Pour une fois, gestionnaires et protecteurs de la nature sont d’accord. Un pommeau de douche standard débite 10 litres d’eau par minute, un bain consomme 300 litres d’eau par soin : deux chiffres parmi d’autres qui épouvantent les protecteurs de la nature. Ajoutez-y l’obligation de désinfecter la douche après chaque client, et vous comprendrez qu’il faut au plus vite revoir vos protocoles.

Il existe heureusement des solutions : brossage à sec pour une exfoliation en douceur, gommages se rinçant à l’éponge sans que le client ne bouge de la table, enveloppements dont les éléments actifs pénètrent dans l’épiderme, dont il suffit d’essuyer l’excédent… C’est le moment de reprendre votre carte de soins en détail, et de voir comment vous pouvez l’adapter à la situation actuelle.

#2 – Des techniques manuelles… ou non

Popularisé en 1930, le drainage lymphatique manuel revient en force. Soin idéal pour lutter contre la rétention d’eau et les jambes lourdes, il exige néanmoins beaucoup d’énergie de la part du praticien. Il est donc éprouvant et long, car un drainage lymphatique idéal dure au moins 90 minutes.

Du coup, l’on assiste à un retour en grâce de la pressothérapie. Ce soin mains libres fait partie des grands classiques, et leur aspect peu «glamour» les relègue souvent au second plan. Et pourtant ! Le drainage mécanique évite la fatigue de l’esthéticienne tout en produisant des effets bénéfiques que l’organisme.

Et cerise sur le gâteau, il s’agit d’un soin «sans contact» qui rassure la cliente inquiète, tout en conservant une valeur physiologique ajoutée. Glamour ou non, on n’a jamais fait mieux pour les problèmes circulatoires, dont souffrent une majorité de femmes, surtout en été.

#3 – Le remodelage corporel

Conséquence du confinement ? Jamais les clientes n’ont été autant en demande de «remodelage corporel». On ne parle plus de simple perte de poids ou de réduction de graisse localisée, mais bien de refaçonner le corps !

La technologie devient alors votre meilleure alliée. En combinant plusieurs techniques, vous pouvez ainsi travailler les graisses localisées, avec la cryolipolyse par exemple, tout en travaillant sur le raffermissement de la peau, avec des ultrasons ou de la radiofréquence.

Ces plans «ultra-personnalisés» permettent de fidéliser rapidement votre cliente, qui constatera ainsi les progrès de la méthode que vous aurez conçue pour son cas particulier. Et, au passage, cela vous permettra de commercialiser des forfaits qui prendront soin de votre trésorerie.

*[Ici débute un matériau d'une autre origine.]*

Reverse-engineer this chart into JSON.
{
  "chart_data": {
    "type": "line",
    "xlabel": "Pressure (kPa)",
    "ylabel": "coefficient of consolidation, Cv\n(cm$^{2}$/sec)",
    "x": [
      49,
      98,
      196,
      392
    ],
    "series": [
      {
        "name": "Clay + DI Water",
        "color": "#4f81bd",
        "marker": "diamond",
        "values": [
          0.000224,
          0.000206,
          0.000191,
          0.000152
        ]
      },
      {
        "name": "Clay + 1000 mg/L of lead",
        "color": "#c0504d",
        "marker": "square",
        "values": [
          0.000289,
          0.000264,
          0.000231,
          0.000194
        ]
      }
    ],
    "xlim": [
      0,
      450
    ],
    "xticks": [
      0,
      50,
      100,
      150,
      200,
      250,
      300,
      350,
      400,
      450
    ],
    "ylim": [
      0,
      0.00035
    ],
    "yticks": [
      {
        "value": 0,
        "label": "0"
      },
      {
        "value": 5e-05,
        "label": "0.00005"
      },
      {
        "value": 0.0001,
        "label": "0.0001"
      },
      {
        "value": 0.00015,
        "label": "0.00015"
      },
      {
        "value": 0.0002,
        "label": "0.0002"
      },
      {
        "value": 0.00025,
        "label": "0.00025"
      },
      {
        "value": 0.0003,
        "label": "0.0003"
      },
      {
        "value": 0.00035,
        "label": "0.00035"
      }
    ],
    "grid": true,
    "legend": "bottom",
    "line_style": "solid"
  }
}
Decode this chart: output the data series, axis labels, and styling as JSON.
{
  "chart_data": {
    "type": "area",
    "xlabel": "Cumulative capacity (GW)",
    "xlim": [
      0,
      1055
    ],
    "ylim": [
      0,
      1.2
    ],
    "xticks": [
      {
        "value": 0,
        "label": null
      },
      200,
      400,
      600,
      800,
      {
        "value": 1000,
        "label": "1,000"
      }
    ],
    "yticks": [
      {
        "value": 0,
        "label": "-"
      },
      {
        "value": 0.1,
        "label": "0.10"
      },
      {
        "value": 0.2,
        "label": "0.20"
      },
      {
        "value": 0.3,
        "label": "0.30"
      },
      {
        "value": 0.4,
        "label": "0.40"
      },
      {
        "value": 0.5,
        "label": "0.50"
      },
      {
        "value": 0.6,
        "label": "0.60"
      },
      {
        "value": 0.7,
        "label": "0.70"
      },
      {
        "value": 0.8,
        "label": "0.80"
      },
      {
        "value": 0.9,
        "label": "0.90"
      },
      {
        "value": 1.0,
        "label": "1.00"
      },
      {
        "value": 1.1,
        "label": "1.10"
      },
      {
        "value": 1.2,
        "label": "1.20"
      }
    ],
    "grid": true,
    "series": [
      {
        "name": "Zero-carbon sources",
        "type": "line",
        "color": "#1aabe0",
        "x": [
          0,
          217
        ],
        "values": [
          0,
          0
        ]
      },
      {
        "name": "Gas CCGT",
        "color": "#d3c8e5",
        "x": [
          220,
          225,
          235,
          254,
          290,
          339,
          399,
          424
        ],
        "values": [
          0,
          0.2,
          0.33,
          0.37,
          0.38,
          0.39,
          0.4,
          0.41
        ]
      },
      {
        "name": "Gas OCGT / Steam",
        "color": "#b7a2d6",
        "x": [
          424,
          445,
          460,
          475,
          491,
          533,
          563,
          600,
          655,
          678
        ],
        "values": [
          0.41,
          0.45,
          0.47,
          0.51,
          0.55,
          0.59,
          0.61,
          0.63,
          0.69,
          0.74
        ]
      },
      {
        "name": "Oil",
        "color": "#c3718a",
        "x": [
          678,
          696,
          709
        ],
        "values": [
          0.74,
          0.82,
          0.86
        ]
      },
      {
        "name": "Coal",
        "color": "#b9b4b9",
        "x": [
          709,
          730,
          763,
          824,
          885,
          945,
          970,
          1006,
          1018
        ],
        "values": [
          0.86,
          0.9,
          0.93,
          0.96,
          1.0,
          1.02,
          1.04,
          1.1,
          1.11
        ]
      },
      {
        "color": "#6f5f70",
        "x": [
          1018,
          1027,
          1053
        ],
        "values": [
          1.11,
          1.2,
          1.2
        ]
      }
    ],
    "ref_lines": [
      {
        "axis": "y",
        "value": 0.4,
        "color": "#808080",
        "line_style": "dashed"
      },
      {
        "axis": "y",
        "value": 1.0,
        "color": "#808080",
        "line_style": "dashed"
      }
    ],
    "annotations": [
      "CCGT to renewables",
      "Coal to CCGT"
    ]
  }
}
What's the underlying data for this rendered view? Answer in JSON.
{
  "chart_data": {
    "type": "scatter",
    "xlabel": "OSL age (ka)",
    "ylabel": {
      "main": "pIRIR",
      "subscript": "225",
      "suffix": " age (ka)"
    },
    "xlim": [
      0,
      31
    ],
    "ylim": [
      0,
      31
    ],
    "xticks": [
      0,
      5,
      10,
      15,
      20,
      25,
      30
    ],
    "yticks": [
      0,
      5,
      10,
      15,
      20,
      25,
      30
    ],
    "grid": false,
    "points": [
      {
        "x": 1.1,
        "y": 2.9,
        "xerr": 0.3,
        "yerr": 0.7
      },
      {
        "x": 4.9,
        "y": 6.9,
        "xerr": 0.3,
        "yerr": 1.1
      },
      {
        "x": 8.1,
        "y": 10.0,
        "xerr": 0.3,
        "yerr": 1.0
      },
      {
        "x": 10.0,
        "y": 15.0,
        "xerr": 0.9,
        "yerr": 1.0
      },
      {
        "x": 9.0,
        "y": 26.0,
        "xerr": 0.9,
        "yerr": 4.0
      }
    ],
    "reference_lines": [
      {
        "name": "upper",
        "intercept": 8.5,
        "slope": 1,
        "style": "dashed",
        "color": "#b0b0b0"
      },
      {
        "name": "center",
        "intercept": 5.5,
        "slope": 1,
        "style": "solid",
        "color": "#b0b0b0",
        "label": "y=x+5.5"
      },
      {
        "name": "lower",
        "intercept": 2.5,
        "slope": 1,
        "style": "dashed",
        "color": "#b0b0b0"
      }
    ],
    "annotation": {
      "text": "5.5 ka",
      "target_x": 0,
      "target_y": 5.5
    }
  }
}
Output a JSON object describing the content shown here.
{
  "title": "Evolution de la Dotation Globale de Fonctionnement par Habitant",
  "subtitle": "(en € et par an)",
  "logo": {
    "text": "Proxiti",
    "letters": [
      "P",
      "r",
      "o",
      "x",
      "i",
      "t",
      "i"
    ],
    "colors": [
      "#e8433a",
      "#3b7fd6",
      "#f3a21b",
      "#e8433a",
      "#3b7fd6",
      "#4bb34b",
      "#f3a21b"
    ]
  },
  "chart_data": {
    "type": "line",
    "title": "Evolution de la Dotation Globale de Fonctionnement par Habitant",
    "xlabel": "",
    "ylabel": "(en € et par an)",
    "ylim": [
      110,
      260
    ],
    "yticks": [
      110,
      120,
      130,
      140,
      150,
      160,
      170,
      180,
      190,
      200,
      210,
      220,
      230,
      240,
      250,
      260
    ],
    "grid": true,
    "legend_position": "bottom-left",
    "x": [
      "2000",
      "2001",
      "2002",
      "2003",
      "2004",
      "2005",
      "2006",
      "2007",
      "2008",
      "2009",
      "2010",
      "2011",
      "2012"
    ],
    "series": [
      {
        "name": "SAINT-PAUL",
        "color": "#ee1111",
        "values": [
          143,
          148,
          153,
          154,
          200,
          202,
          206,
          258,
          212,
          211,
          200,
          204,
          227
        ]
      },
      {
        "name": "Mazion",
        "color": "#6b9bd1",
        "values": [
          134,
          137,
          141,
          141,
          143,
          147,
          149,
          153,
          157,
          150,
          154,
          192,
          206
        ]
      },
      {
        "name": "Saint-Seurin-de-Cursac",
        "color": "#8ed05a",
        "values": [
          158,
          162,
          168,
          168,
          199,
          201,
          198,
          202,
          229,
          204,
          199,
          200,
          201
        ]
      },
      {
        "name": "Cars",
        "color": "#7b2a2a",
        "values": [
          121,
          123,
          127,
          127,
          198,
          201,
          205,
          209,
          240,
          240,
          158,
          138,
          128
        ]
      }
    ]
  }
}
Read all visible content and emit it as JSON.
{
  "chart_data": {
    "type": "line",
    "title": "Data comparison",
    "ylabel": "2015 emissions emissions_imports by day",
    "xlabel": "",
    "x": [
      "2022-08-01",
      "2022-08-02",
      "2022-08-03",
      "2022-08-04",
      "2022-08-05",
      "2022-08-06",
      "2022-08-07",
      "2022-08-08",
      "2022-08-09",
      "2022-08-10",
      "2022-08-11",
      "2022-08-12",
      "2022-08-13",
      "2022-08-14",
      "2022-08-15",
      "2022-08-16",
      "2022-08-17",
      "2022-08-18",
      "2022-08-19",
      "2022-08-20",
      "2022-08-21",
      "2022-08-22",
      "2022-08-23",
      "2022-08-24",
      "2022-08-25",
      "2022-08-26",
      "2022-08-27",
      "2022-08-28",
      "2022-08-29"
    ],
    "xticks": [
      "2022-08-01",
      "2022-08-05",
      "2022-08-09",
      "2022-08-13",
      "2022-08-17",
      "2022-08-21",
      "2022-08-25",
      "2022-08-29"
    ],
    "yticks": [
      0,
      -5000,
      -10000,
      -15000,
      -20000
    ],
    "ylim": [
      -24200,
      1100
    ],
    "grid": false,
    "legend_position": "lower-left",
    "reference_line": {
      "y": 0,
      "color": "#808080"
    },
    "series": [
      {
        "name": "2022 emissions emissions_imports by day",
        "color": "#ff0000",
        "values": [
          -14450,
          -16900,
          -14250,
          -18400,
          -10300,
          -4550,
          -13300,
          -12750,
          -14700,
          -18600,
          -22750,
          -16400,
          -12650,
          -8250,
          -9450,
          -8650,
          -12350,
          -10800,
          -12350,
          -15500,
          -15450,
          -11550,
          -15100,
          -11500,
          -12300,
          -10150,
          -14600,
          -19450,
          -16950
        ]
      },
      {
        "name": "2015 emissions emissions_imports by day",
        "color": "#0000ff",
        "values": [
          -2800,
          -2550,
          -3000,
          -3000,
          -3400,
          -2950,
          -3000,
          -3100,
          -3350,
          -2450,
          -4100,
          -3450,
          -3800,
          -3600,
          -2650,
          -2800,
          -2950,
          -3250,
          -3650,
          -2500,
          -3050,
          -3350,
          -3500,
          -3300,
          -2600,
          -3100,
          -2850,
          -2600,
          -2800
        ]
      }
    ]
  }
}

#4 – Cap sur l’anti-âge… du corps

Les soins anti-âge se consacraient jusqu’ici exclusivement au visage. Le corps a pourtant, lui aussi, ses rides ! Certaines zones, comme le dessous des bras, l’intérieur des cuisses, le pli fessier sont des preuves flagrantes de vieillissement…Les soins corps ne se focalisent donc plus seulement sur la minceur.

Et les clients se préoccupent de l’aspect de leur peau, et pas uniquement celle de leur visage, leur cou ou leur décolleté ! Car l’épiderme vieillit partout. Certains experts américains, comme Aimée Werner, à la tête de la plateforme de shopping Wish, interrogée par le magazine américain Spa Executive, estiment même qu’il s’agit là d’une demande qui devrait s’accélérer dans les cinq ans qui viennent.

#5 – Les soins « in & out »

C’est une tendance qui s’est amorcée il y a une petite dizaine d’années. Les nutricosmétiques ont fait leur apparition, en surfant sur l’idée que «ce qui faisait du bien à l’intérieur se voit à l’extérieur». On a vu ainsi apparaitre des ampoules à boire pour accompagner les soins, comme celles développées par le laboratoire Evoleum pour Matis, ou encore des «gummies» pour faire pousser les cheveux ou donner de l’éclat au teint, à l’instar de celles lancées en 2019 par Lashilé Beauty.

L’engouement pour les pré-et probiotiques renforcent le phénomène. Ingérés, ils contribuent à réduire les inflammations et renforcer les défenses immunitaires. Mais aujourd’hui les marques sortent aussi des probiotiques à appliquer par voie topique, pour équilibrer les «bonnes» et les «mauvaises» bactéries présentes sur la barrière cutanée.

Une voie adoptée par la société américaine Glowbiotics, par exemple, qui a développé toute une gamme de crèmes pour équilibrer le microbiome de la peau, à savoir : l’ensemble des micro-organismes présents sur l’épiderme.